The Generalization Problem¶
However, Adam has one fundamental problem: it can lead to worse generalization than SGD. The reason is its tendency to “get stuck” in sharp minima that fit training data well but generalize poorly to new data.
AdamW: Best of Both Worlds¶
AdamW (Adam with decoupled Weight decay) solves the main problem of standard Adam optimizer by separating weight decay from gradient-based updates. The result is better regularization and often better generalization.
# AdamW with recommended parameters
optimizer = optim.AdamW(model.parameters(),
lr=1e-3,
betas=(0.9, 0.999),
eps=1e-8,
weight_decay=0.01) # stronger weight decay
# Warmup schedule often used with AdamW
def get_linear_schedule_with_warmup(optimizer, num_warmup_steps, num_training_steps):
def lr_lambda(current_step):
if current_step < num_warmup_steps:
return float(current_step) / float(max(1, num_warmup_steps))
return max(0.0, float(num_training_steps - current_step) /
float(max(1, num_training_steps - num_warmup_steps)))
return optim.lr_scheduler.LambdaLR(optimizer, lr_lambda)
AdamW has become the standard in NLP, especially when training transformer models. Its combination of fast convergence with better regularization makes it a universal choice for most modern deep learning tasks.
Practical Tips for Optimizer Selection¶
By Task Type¶
Computer Vision: Start with SGD + momentum. For ResNet and similar architectures, you’ll often achieve better results than with Adam.
NLP and Transformers: AdamW is the clear choice. Combine with warmup scheduling for optimal results.
Prototyping: Adam for quick experiments, AdamW for final models.
Hyperparameter Tuning¶
# Typical ranges for grid search
sgd_params = {
'lr': [0.1, 0.01, 0.001],
'momentum': [0.9, 0.95, 0.99],
'weight_decay': [1e-4, 1e-3, 5e-3]
}
adam_params = {
'lr': [1e-2, 1e-3, 1e-4],
'weight_decay': [0, 1e-4, 1e-3] # for Adam
}
adamw_params = {
'lr': [1e-3, 5e-4, 1e-4],
'weight_decay': [0.01, 0.05, 0.1] # higher for AdamW
}
Don’t forget about learning rate scheduling – it can significantly improve convergence for all optimizers. Cosine annealing or step decay are good starting points.
Monitoring and Debugging¶
Monitor not just loss, but also gradient and parameter norms.
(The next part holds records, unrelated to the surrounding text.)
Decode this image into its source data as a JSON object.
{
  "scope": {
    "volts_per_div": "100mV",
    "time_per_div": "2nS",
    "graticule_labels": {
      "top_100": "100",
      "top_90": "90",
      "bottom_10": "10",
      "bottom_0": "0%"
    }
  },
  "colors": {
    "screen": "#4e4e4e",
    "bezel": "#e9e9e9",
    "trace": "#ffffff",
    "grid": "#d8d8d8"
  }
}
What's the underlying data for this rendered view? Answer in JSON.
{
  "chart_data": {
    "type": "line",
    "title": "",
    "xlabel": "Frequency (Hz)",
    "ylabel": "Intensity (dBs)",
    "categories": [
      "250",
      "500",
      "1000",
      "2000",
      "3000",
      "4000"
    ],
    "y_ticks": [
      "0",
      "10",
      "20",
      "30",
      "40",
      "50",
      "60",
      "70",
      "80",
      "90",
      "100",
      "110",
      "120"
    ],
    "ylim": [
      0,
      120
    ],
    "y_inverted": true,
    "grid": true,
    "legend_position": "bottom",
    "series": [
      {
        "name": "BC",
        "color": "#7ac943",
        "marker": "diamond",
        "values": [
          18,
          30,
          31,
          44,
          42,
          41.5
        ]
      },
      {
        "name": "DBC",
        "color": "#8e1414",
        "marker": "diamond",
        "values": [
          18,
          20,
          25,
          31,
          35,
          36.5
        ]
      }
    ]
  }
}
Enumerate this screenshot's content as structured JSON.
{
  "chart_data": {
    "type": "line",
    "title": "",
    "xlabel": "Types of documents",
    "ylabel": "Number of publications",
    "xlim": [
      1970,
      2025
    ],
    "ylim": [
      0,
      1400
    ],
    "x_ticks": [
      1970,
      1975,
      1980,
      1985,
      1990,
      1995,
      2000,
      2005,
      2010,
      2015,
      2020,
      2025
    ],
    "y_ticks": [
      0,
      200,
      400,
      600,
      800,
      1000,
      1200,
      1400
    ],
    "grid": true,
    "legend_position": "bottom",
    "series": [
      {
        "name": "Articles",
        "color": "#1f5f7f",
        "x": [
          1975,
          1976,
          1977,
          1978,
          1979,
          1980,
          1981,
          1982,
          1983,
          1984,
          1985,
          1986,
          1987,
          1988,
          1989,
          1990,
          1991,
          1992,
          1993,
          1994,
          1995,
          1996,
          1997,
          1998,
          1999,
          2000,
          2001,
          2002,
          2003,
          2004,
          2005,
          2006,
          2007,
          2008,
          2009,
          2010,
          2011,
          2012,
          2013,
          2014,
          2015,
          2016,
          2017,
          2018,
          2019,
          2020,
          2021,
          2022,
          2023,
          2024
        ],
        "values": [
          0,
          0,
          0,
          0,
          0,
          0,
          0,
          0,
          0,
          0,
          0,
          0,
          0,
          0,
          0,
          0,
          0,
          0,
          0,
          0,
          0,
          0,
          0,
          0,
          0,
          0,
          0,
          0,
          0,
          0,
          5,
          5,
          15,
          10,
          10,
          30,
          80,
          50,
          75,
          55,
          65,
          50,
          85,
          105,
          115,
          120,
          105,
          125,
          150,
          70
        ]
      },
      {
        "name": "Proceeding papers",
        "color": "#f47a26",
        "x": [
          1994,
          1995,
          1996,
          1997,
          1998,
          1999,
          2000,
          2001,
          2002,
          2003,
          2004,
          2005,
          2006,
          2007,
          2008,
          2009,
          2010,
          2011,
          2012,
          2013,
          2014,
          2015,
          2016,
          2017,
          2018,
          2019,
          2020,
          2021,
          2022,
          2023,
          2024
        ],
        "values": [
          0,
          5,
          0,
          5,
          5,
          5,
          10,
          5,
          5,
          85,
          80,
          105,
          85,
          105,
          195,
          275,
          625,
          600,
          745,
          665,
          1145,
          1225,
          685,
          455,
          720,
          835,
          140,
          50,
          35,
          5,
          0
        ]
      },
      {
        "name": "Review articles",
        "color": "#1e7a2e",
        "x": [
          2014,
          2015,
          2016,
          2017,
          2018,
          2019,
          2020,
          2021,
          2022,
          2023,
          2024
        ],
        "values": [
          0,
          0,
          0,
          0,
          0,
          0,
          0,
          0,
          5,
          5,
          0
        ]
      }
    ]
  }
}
Exploding gradients indicate too high learning rate, while vanishing gradients may mean the opposite or an architecture problem.
# Gradient monitoring
total_norm = 0
for p in model.parameters():
if p.grad is not None:
param_norm = p.grad.data.norm(2)
total_norm += param_norm.item() ** 2
total_norm = total_norm ** (1. / 2)
print(f'Gradient norm: {total_norm:.4f}')
Summary¶
Choosing the right optimizer depends on your specific task. SGD with momentum remains king for computer vision tasks with long training, Adam is great for quick prototyping, while AdamW combines Adam’s speed with better generalization and has become the standard for transformer models. The key to success isn’t just optimizer selection, but also proper learning rate setting and scheduling strategy.